Monday

Nov. 23, 1998

MONDAY 11/23

Poem: "Alms," by Edna St. Vincent Millay, from EARLY POEMS (Penguin, 1998).

It's the birthday of the English mathematician, JOHN WALLIS, born in Kent, 1616, one of the founders of calculus. He was ordained a priest before exhibiting math talent, and later became the Oxford University Professor of Geometry, noted for using algebra to solve problems with numbers called "infinitesimals"—quantities that are incalculably small.

It's the birthday of JAMES THOMSON, the Scottish poet born in Glasgow, 1834, known for the strong, but gloomy poems he wrote about cities and their dehumanizing effects, pieces like "The City of Dreadful Night."

It's the birthday of the turn-of-the-century educator and author KATHERINE COMAN, born in Newark, Ohio, 1857, best known for her book, The Industrial History of the United States, published in 1905.

It's the anniversary of the BATTLE OF CHATTANOOGA, 1863, during the Civil War. Chattanooga was a key railroad center for the Confederacy, and in September, 1863, the Federal army took the city, but got bottled up there by Southern forces.

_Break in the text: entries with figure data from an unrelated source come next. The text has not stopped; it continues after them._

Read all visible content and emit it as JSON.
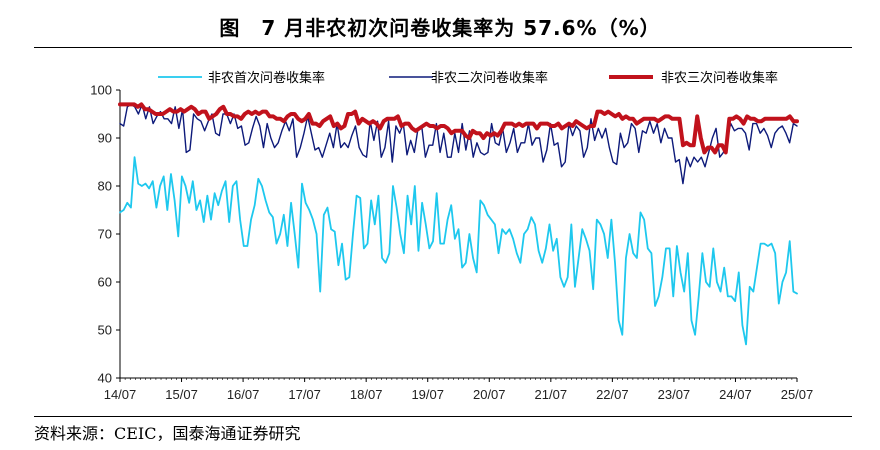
{
  "title": "图　7 月非农初次问卷收集率为 57.6%（%）",
  "source": "资料来源：CEIC，国泰海通证券研究",
  "chart_data": {
    "type": "line",
    "title": "图　7 月非农初次问卷收集率为 57.6%（%）",
    "xlabel": "",
    "ylabel": "",
    "ylim": [
      40,
      100
    ],
    "yticks": [
      40,
      50,
      60,
      70,
      80,
      90,
      100
    ],
    "xticks": [
      "14/07",
      "15/07",
      "16/07",
      "17/07",
      "18/07",
      "19/07",
      "20/07",
      "21/07",
      "22/07",
      "23/07",
      "24/07",
      "25/07"
    ],
    "xrange": [
      "2014-07",
      "2025-07"
    ],
    "legend_position": "top",
    "grid": false,
    "series": [
      {
        "name": "非农首次问卷收集率",
        "color": "#1EC8EE",
        "width": 1.8,
        "start": "2014-07",
        "values": [
          74.5,
          75,
          76.5,
          75.5,
          86,
          80.5,
          80,
          80.5,
          79.5,
          81,
          75.5,
          80,
          82,
          75,
          82.5,
          77,
          69.5,
          82,
          80,
          76.5,
          81,
          75,
          77,
          72.5,
          78,
          73,
          78.5,
          76,
          79,
          81,
          72.5,
          80,
          81,
          73,
          67.5,
          67.5,
          73,
          76,
          81.5,
          80,
          77,
          74.5,
          73.5,
          68,
          70,
          74,
          67.5,
          76.5,
          70,
          63,
          80.5,
          76.5,
          75,
          73,
          70,
          58,
          74,
          75.5,
          71,
          70.5,
          63.5,
          68,
          60.5,
          61,
          70,
          78,
          77.5,
          67,
          68,
          77,
          72,
          78,
          65,
          64,
          66,
          80,
          75.5,
          70,
          66,
          78,
          72,
          80,
          66.5,
          76.5,
          72,
          67,
          68.5,
          78.5,
          68,
          68,
          73,
          76,
          69,
          71,
          63,
          64,
          70,
          65,
          62,
          77,
          76,
          74,
          73,
          72,
          66,
          71,
          70,
          71,
          69,
          66,
          64,
          70,
          71,
          73.5,
          72,
          66.5,
          64,
          67,
          72,
          66.5,
          69,
          61,
          59,
          61,
          72,
          59,
          65,
          71,
          69,
          66.5,
          58.5,
          73,
          72,
          70,
          65,
          73,
          64,
          52,
          49,
          65,
          70,
          66,
          65,
          74.5,
          73,
          67,
          66,
          55,
          57,
          61,
          67,
          67,
          57,
          67.5,
          62,
          58,
          66,
          52,
          49,
          57,
          66,
          60,
          59,
          67,
          60,
          58,
          63,
          57,
          57,
          56,
          62,
          51,
          47,
          59,
          58,
          63,
          68,
          68,
          67.5,
          68,
          66,
          55.5,
          60,
          62,
          68.5,
          58,
          57.6
        ]
      },
      {
        "name": "非农二次问卷收集率",
        "color": "#0D1A7A",
        "width": 1.4,
        "start": "2014-07",
        "values": [
          93,
          92.5,
          96.5,
          97,
          96.5,
          95,
          97,
          94,
          96.5,
          93,
          94.5,
          95.5,
          94,
          94,
          93,
          96.5,
          92,
          96,
          87,
          87.5,
          95,
          94,
          93.5,
          91.5,
          93.5,
          95,
          91,
          90.5,
          95,
          95,
          93,
          95,
          92,
          92.5,
          88.5,
          89,
          92,
          94.5,
          92.5,
          88,
          93,
          90,
          88,
          89,
          91.5,
          93.5,
          91.5,
          94,
          86,
          88,
          91,
          94.5,
          91,
          87.5,
          88,
          86,
          88.5,
          91,
          88,
          93,
          88,
          89,
          88,
          90.5,
          92.5,
          88,
          86.5,
          86,
          93.5,
          89.5,
          93.5,
          86,
          88,
          93.5,
          85,
          92.5,
          91,
          93,
          86.5,
          89.5,
          87,
          92,
          92.5,
          86,
          88.5,
          88.5,
          93,
          87,
          91,
          86,
          86,
          91,
          87,
          93,
          87.5,
          91.5,
          86,
          89,
          87,
          86.5,
          87,
          93,
          89,
          88.5,
          92,
          87,
          89,
          92,
          87,
          89,
          89,
          93,
          88.5,
          90,
          90,
          85,
          87.5,
          93,
          88.5,
          89,
          84,
          85,
          93,
          90.5,
          92.5,
          91.5,
          86,
          88,
          94,
          89.5,
          92,
          90,
          92,
          88,
          85,
          84.5,
          91,
          88,
          89,
          93,
          92,
          87,
          91.5,
          91,
          93.5,
          91,
          93,
          89,
          92,
          90,
          90,
          85,
          85.5,
          80.5,
          86,
          84,
          86,
          85,
          86,
          84,
          87,
          90,
          92,
          86,
          87,
          90,
          93,
          91.5,
          92,
          92,
          91,
          87.5,
          93,
          93,
          91,
          92,
          90.5,
          88,
          91,
          92,
          92.5,
          91,
          89,
          93,
          92.5
        ]
      },
      {
        "name": "非农三次问卷收集率",
        "color": "#C1121C",
        "width": 4,
        "start": "2014-07",
        "values": [
          97,
          97,
          97,
          97,
          97,
          96.5,
          97,
          96,
          96,
          95.5,
          95,
          95,
          95,
          95.5,
          96,
          95.5,
          95.5,
          96,
          95.5,
          96,
          96.5,
          96,
          95,
          95.5,
          95.5,
          94,
          94.5,
          95,
          96,
          96.5,
          95,
          95,
          94.5,
          94.5,
          94,
          95,
          95.5,
          95,
          95.5,
          95,
          95.5,
          95.5,
          94.5,
          94.5,
          94,
          94,
          93.5,
          94.5,
          95,
          95,
          94,
          93.5,
          94,
          95,
          93,
          93,
          92.5,
          93.5,
          94,
          94.5,
          92.5,
          93,
          92,
          92.5,
          95,
          95,
          95.5,
          93,
          94,
          93.5,
          93,
          93.5,
          93,
          92,
          93.5,
          94,
          94,
          94,
          94.5,
          92.5,
          93,
          93,
          92,
          91.5,
          92,
          92.5,
          93,
          92.5,
          92.5,
          92,
          92.5,
          92.5,
          92,
          91,
          91.5,
          91.5,
          91.5,
          90.5,
          90,
          91.5,
          91,
          91,
          90,
          91,
          90.5,
          91,
          90.5,
          91.5,
          93,
          93,
          93,
          92.5,
          93,
          92.5,
          93,
          93,
          93,
          92,
          93,
          93,
          93,
          92.5,
          92.5,
          93,
          92,
          92.5,
          93,
          92.5,
          93.5,
          93,
          92.5,
          92,
          92.5,
          92.5,
          95.5,
          95.5,
          95,
          95.5,
          95,
          94.5,
          95,
          94,
          94.5,
          94,
          94,
          93,
          93.5,
          94,
          94,
          94,
          94,
          93.5,
          94,
          94.5,
          94.5,
          94,
          94,
          94,
          88.5,
          89,
          88.5,
          88.5,
          94.5,
          90,
          87,
          88,
          88,
          87,
          88.5,
          88.5,
          87,
          94,
          94,
          94.5,
          94,
          93,
          94.5,
          94,
          94,
          93.5,
          93.5,
          94,
          94,
          94,
          94,
          94,
          94,
          94,
          94.5,
          93.5,
          93.5
        ]
      }
    ]
  }
}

General Ulysses S. Grant massed a huge number of men to break the Chattanooga siege and in three days of fighting routed the Southern army.

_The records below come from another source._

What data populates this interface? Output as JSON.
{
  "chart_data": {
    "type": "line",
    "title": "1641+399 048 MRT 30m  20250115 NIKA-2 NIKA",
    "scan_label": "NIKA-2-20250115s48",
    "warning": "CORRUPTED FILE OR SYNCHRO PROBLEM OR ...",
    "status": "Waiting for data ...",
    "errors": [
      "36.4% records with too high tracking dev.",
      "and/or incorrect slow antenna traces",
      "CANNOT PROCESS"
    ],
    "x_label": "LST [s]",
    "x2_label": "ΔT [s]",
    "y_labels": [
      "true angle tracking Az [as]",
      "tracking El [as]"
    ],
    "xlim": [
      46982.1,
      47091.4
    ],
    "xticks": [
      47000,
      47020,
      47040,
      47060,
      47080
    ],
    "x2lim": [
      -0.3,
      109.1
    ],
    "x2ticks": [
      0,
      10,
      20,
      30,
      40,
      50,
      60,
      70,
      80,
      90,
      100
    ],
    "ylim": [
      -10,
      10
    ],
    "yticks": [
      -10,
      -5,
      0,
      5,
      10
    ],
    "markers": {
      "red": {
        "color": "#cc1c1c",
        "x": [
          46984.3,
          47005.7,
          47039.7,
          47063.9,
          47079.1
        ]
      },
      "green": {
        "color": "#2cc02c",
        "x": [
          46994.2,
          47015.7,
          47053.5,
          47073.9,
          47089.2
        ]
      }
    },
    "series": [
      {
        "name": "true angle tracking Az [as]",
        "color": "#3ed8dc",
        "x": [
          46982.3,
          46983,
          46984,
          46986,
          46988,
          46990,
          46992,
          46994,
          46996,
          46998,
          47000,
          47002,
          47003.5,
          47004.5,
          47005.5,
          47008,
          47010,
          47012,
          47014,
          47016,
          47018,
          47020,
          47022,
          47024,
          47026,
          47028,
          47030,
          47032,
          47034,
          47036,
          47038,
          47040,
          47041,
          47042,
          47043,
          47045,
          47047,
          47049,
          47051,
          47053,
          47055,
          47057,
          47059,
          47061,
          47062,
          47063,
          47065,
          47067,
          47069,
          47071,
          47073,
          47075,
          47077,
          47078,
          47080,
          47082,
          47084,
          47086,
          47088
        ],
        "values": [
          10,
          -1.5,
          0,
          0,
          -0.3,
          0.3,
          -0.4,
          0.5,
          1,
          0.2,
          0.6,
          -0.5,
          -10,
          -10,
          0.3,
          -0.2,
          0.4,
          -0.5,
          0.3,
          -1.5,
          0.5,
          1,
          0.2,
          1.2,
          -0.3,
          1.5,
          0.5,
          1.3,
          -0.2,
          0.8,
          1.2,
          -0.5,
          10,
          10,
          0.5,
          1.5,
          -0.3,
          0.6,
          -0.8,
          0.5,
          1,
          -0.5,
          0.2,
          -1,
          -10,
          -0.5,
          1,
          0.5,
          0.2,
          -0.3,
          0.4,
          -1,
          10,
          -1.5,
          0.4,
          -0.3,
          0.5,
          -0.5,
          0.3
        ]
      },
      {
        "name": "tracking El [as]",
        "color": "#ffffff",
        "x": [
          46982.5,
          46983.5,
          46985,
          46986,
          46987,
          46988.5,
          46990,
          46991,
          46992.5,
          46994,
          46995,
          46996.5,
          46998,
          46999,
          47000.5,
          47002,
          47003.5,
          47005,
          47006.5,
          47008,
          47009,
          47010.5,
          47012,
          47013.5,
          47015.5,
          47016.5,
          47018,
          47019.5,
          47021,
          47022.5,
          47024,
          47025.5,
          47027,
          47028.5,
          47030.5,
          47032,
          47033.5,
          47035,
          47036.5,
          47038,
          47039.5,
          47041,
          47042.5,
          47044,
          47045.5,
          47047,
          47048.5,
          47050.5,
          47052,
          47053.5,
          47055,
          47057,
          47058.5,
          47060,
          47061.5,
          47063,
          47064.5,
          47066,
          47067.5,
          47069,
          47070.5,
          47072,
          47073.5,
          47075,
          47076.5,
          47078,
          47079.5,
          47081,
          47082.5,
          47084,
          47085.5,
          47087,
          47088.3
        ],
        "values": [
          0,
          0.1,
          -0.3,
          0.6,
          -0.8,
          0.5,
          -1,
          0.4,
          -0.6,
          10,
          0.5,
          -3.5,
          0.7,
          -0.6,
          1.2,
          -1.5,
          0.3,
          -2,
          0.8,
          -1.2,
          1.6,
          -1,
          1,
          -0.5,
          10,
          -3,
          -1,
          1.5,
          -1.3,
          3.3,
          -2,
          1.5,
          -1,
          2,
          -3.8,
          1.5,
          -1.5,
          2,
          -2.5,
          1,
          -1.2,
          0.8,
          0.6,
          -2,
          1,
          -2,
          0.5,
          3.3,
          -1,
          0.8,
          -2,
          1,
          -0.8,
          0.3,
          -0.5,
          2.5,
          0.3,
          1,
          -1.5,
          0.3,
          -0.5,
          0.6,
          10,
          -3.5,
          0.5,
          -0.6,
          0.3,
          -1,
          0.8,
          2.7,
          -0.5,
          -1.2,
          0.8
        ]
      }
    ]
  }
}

It's the birthday of playwright GUY BOLTON, born in Hertfordshire, England, 1884, best known for the librettos he wrote for the great Broadway musicals of the 1920s and '30s, when he collaborated with composers like Jerome Kern, George Gershwin, and Cole Porter, in the shows Lady, Be Good!, Oh, Kay!, and Anything Goes.

It's the birthday of the Hollywood biographer, MAURICE ZOLOTOW, born in 1913, New York, and author of popular books on Marilyn Monroe, Billy Wilder, and John Wayne, as well as his own fiction, The Great Balsamo, and nonfiction, Confessions of a Race Track Fiend.